Ray is a framework for building and operating distributed applications that need performance, scalability, and fault tolerance. It offers an API for distributed computing and many libraries and tools for machine learning, reinforcement learning, hyperparameter tuning, and more. You can write code once and run it across machines, clusters, or clouds with Ray.
Ray works with Kubernetes to automate provisioning, scaling, and monitoring of Ray applications. It also supports features like secrets, a horizontal pod auto-scaler, and a metrics server.

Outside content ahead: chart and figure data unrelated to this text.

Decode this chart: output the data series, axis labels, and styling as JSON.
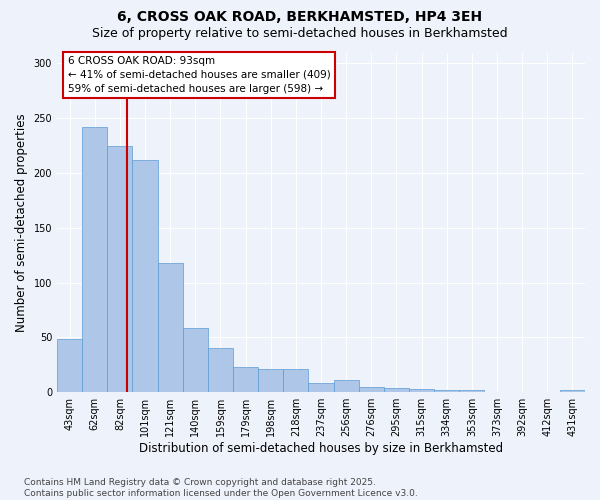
{
  "title": "6, CROSS OAK ROAD, BERKHAMSTED, HP4 3EH",
  "subtitle": "Size of property relative to semi-detached houses in Berkhamsted",
  "xlabel": "Distribution of semi-detached houses by size in Berkhamsted",
  "ylabel": "Number of semi-detached properties",
  "categories": [
    "43sqm",
    "62sqm",
    "82sqm",
    "101sqm",
    "121sqm",
    "140sqm",
    "159sqm",
    "179sqm",
    "198sqm",
    "218sqm",
    "237sqm",
    "256sqm",
    "276sqm",
    "295sqm",
    "315sqm",
    "334sqm",
    "353sqm",
    "373sqm",
    "392sqm",
    "412sqm",
    "431sqm"
  ],
  "values": [
    49,
    242,
    225,
    212,
    118,
    59,
    40,
    23,
    21,
    21,
    8,
    11,
    5,
    4,
    3,
    2,
    2,
    0,
    0,
    0,
    2
  ],
  "bar_color": "#aec6e8",
  "bar_edge_color": "#5b9bd5",
  "marker_label": "6 CROSS OAK ROAD: 93sqm",
  "pct_smaller": 41,
  "count_smaller": 409,
  "pct_larger": 59,
  "count_larger": 598,
  "vline_color": "#cc0000",
  "annotation_box_color": "#cc0000",
  "ylim": [
    0,
    310
  ],
  "yticks": [
    0,
    50,
    100,
    150,
    200,
    250,
    300
  ],
  "footer": "Contains HM Land Registry data © Crown copyright and database right 2025.\nContains public sector information licensed under the Open Government Licence v3.0.",
  "background_color": "#eef2fa",
  "grid_color": "#ffffff",
  "title_fontsize": 10,
  "subtitle_fontsize": 9,
  "axis_label_fontsize": 8.5,
  "tick_fontsize": 7,
  "footer_fontsize": 6.5,
  "annotation_fontsize": 7.5,
  "vline_x": 2.3
}
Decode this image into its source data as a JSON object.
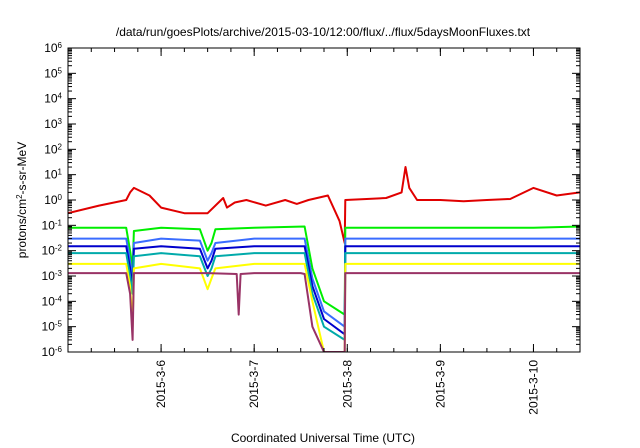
{
  "chart_data": {
    "type": "line",
    "title": "/data/run/goesPlots/archive/2015-03-10/12:00/flux/../flux/5daysMoonFluxes.txt",
    "xlabel": "Coordinated Universal Time (UTC)",
    "ylabel": {
      "main": "protons/cm",
      "sup": "2",
      "rest": "-s-sr-MeV"
    },
    "xlim": [
      "2015-03-05T00:00",
      "2015-03-10T12:00"
    ],
    "ylim": [
      1e-06,
      1000000.0
    ],
    "yscale": "log",
    "grid": false,
    "x_ticks": [
      {
        "label": "2015-3-6",
        "x": "2015-03-06T00:00"
      },
      {
        "label": "2015-3-7",
        "x": "2015-03-07T00:00"
      },
      {
        "label": "2015-3-8",
        "x": "2015-03-08T00:00"
      },
      {
        "label": "2015-3-9",
        "x": "2015-03-09T00:00"
      },
      {
        "label": "2015-3-10",
        "x": "2015-03-10T00:00"
      }
    ],
    "y_ticks": [
      {
        "base": "10",
        "exp": "-6",
        "value": 1e-06
      },
      {
        "base": "10",
        "exp": "-5",
        "value": 1e-05
      },
      {
        "base": "10",
        "exp": "-4",
        "value": 0.0001
      },
      {
        "base": "10",
        "exp": "-3",
        "value": 0.001
      },
      {
        "base": "10",
        "exp": "-2",
        "value": 0.01
      },
      {
        "base": "10",
        "exp": "-1",
        "value": 0.1
      },
      {
        "base": "10",
        "exp": "0",
        "value": 1
      },
      {
        "base": "10",
        "exp": "1",
        "value": 10
      },
      {
        "base": "10",
        "exp": "2",
        "value": 100
      },
      {
        "base": "10",
        "exp": "3",
        "value": 1000
      },
      {
        "base": "10",
        "exp": "4",
        "value": 10000
      },
      {
        "base": "10",
        "exp": "5",
        "value": 100000
      },
      {
        "base": "10",
        "exp": "6",
        "value": 1000000
      }
    ],
    "series": [
      {
        "color": "#e00000",
        "x": [
          "2015-03-05T00:00",
          "2015-03-05T08:00",
          "2015-03-05T15:00",
          "2015-03-05T16:00",
          "2015-03-05T17:00",
          "2015-03-05T21:00",
          "2015-03-06T00:00",
          "2015-03-06T06:00",
          "2015-03-06T12:00",
          "2015-03-06T16:00",
          "2015-03-06T17:00",
          "2015-03-06T19:00",
          "2015-03-06T22:00",
          "2015-03-07T03:00",
          "2015-03-07T08:00",
          "2015-03-07T11:00",
          "2015-03-07T14:00",
          "2015-03-07T19:00",
          "2015-03-07T22:00",
          "2015-03-07T23:20",
          "2015-03-07T23:30",
          "2015-03-08T05:00",
          "2015-03-08T10:00",
          "2015-03-08T14:00",
          "2015-03-08T15:00",
          "2015-03-08T16:00",
          "2015-03-08T18:00",
          "2015-03-09T00:00",
          "2015-03-09T06:00",
          "2015-03-09T12:00",
          "2015-03-09T18:00",
          "2015-03-10T00:00",
          "2015-03-10T06:00",
          "2015-03-10T12:00"
        ],
        "y": [
          0.3,
          0.6,
          1.0,
          2.0,
          3.0,
          1.5,
          0.5,
          0.3,
          0.3,
          1.2,
          0.5,
          0.8,
          1.0,
          0.6,
          1.0,
          0.7,
          1.0,
          1.5,
          0.15,
          0.02,
          1.0,
          1.1,
          1.2,
          2.0,
          20,
          3.0,
          1.0,
          1.0,
          0.9,
          1.0,
          1.1,
          3.0,
          1.5,
          2.0
        ]
      },
      {
        "color": "#00ee00",
        "x": [
          "2015-03-05T00:00",
          "2015-03-05T15:00",
          "2015-03-05T16:00",
          "2015-03-05T16:40",
          "2015-03-05T17:00",
          "2015-03-06T00:00",
          "2015-03-06T10:00",
          "2015-03-06T12:00",
          "2015-03-06T13:00",
          "2015-03-06T14:00",
          "2015-03-07T00:00",
          "2015-03-07T13:00",
          "2015-03-07T15:00",
          "2015-03-07T18:00",
          "2015-03-07T23:20",
          "2015-03-07T23:30",
          "2015-03-08T12:00",
          "2015-03-09T00:00",
          "2015-03-09T12:00",
          "2015-03-10T00:00",
          "2015-03-10T12:00"
        ],
        "y": [
          0.08,
          0.08,
          0.01,
          0.002,
          0.06,
          0.08,
          0.07,
          0.01,
          0.02,
          0.07,
          0.08,
          0.09,
          0.002,
          0.0001,
          3e-05,
          0.08,
          0.08,
          0.08,
          0.08,
          0.08,
          0.09
        ]
      },
      {
        "color": "#3a6cff",
        "x": [
          "2015-03-05T00:00",
          "2015-03-05T15:00",
          "2015-03-05T16:00",
          "2015-03-05T16:40",
          "2015-03-05T17:00",
          "2015-03-06T00:00",
          "2015-03-06T10:00",
          "2015-03-06T12:00",
          "2015-03-06T13:00",
          "2015-03-06T14:00",
          "2015-03-07T00:00",
          "2015-03-07T13:00",
          "2015-03-07T15:00",
          "2015-03-07T18:00",
          "2015-03-07T23:20",
          "2015-03-07T23:30",
          "2015-03-08T12:00",
          "2015-03-09T00:00",
          "2015-03-09T12:00",
          "2015-03-10T00:00",
          "2015-03-10T12:00"
        ],
        "y": [
          0.03,
          0.03,
          0.004,
          0.0008,
          0.02,
          0.03,
          0.025,
          0.004,
          0.008,
          0.02,
          0.03,
          0.03,
          0.0008,
          4e-05,
          1e-05,
          0.03,
          0.03,
          0.03,
          0.03,
          0.03,
          0.03
        ]
      },
      {
        "color": "#0000cc",
        "x": [
          "2015-03-05T00:00",
          "2015-03-05T15:00",
          "2015-03-05T16:00",
          "2015-03-05T16:40",
          "2015-03-05T17:00",
          "2015-03-06T00:00",
          "2015-03-06T10:00",
          "2015-03-06T12:00",
          "2015-03-06T13:00",
          "2015-03-06T14:00",
          "2015-03-07T00:00",
          "2015-03-07T13:00",
          "2015-03-07T15:00",
          "2015-03-07T18:00",
          "2015-03-07T23:20",
          "2015-03-07T23:30",
          "2015-03-08T12:00",
          "2015-03-09T00:00",
          "2015-03-09T12:00",
          "2015-03-10T00:00",
          "2015-03-10T12:00"
        ],
        "y": [
          0.015,
          0.015,
          0.002,
          0.0004,
          0.012,
          0.015,
          0.012,
          0.002,
          0.004,
          0.012,
          0.015,
          0.015,
          0.0004,
          2e-05,
          5e-06,
          0.015,
          0.015,
          0.015,
          0.015,
          0.015,
          0.015
        ]
      },
      {
        "color": "#00aaaa",
        "x": [
          "2015-03-05T00:00",
          "2015-03-05T15:00",
          "2015-03-05T16:00",
          "2015-03-05T16:40",
          "2015-03-05T17:00",
          "2015-03-06T00:00",
          "2015-03-06T10:00",
          "2015-03-06T12:00",
          "2015-03-06T13:00",
          "2015-03-06T14:00",
          "2015-03-07T00:00",
          "2015-03-07T13:00",
          "2015-03-07T15:00",
          "2015-03-07T18:00",
          "2015-03-07T23:20",
          "2015-03-07T23:30",
          "2015-03-08T12:00",
          "2015-03-09T00:00",
          "2015-03-09T12:00",
          "2015-03-10T00:00",
          "2015-03-10T12:00"
        ],
        "y": [
          0.008,
          0.008,
          0.001,
          0.0002,
          0.006,
          0.008,
          0.006,
          0.001,
          0.002,
          0.006,
          0.008,
          0.008,
          0.0002,
          1e-05,
          3e-06,
          0.008,
          0.008,
          0.008,
          0.008,
          0.008,
          0.008
        ]
      },
      {
        "color": "#ffff00",
        "x": [
          "2015-03-05T00:00",
          "2015-03-05T15:00",
          "2015-03-05T16:00",
          "2015-03-05T16:40",
          "2015-03-05T17:00",
          "2015-03-06T00:00",
          "2015-03-06T10:00",
          "2015-03-06T12:00",
          "2015-03-06T13:00",
          "2015-03-06T14:00",
          "2015-03-07T00:00",
          "2015-03-07T13:00",
          "2015-03-07T15:00",
          "2015-03-07T18:00",
          "2015-03-07T23:20",
          "2015-03-07T23:30",
          "2015-03-08T12:00",
          "2015-03-09T00:00",
          "2015-03-09T12:00",
          "2015-03-10T00:00",
          "2015-03-10T12:00"
        ],
        "y": [
          0.003,
          0.003,
          0.0004,
          1e-05,
          0.002,
          0.003,
          0.002,
          0.0003,
          0.0008,
          0.002,
          0.003,
          0.003,
          0.0001,
          1e-06,
          1e-06,
          0.003,
          0.003,
          0.003,
          0.003,
          0.003,
          0.003
        ]
      },
      {
        "color": "#993366",
        "x": [
          "2015-03-05T00:00",
          "2015-03-05T15:00",
          "2015-03-05T16:00",
          "2015-03-05T16:40",
          "2015-03-05T17:00",
          "2015-03-06T00:00",
          "2015-03-06T12:00",
          "2015-03-06T19:30",
          "2015-03-06T20:00",
          "2015-03-06T20:30",
          "2015-03-07T00:00",
          "2015-03-07T12:00",
          "2015-03-07T13:00",
          "2015-03-07T15:00",
          "2015-03-07T18:00",
          "2015-03-07T23:20",
          "2015-03-07T23:30",
          "2015-03-08T12:00",
          "2015-03-09T00:00",
          "2015-03-09T12:00",
          "2015-03-10T00:00",
          "2015-03-10T12:00"
        ],
        "y": [
          0.0013,
          0.0013,
          0.0002,
          3e-06,
          0.0013,
          0.0013,
          0.0013,
          0.0012,
          3e-05,
          0.0012,
          0.0013,
          0.0013,
          0.0012,
          1e-05,
          1e-06,
          1e-06,
          0.0013,
          0.0013,
          0.0013,
          0.0013,
          0.0013,
          0.0013
        ]
      }
    ]
  }
}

KubeRay is a Kubernetes operator that simplifies deploying and managing Ray applications on Kubernetes. It provides three Custom Resource Definitions (CRDs) for different use cases:
-
RayCluster: This CRD defines the configuration of a Ray cluster on Kubernetes. It includes the cluster name, size, node types, autoscaling policies, and customization options. You can create, modify, or remove a RayCluster with
kubectl
commands or the Ray Jobs CLI. Use this CRD to manage your Ray clusters and run Ray applications on a single cluster. -
RayJob: This CRD defines the entrypoint, environment, and shutdown behavior of a Ray job on Kubernetes. You can submit a Ray job with the Ray jobs CLI or the Python SDK. KubeRay automatically creates and deletes a temporary Ray cluster for each Ray job. Use this CRD to run single-Ray applications on Kubernetes.
-
RayService: This CRD manages the service name, type, port, and backend configuration of a Ray service. You can create, update, and delete a RayService with
kubectl
or the Ray Serve CLI. KubeRay supports zero-downtime upgrades and high availability for Ray services. Use this CRD to deploy and manage Ray Serve applications on Kubernetes.
This article explains how to deploy a RayCluster, a RayJob, and a RayService on Kubernetes with the KubeRay Operator.
Prerequisites
Before you start:
- Setup a Kubernetes
- Access a Ubuntu server using SSH as a non-root user with sudo privileges to manage the cluster.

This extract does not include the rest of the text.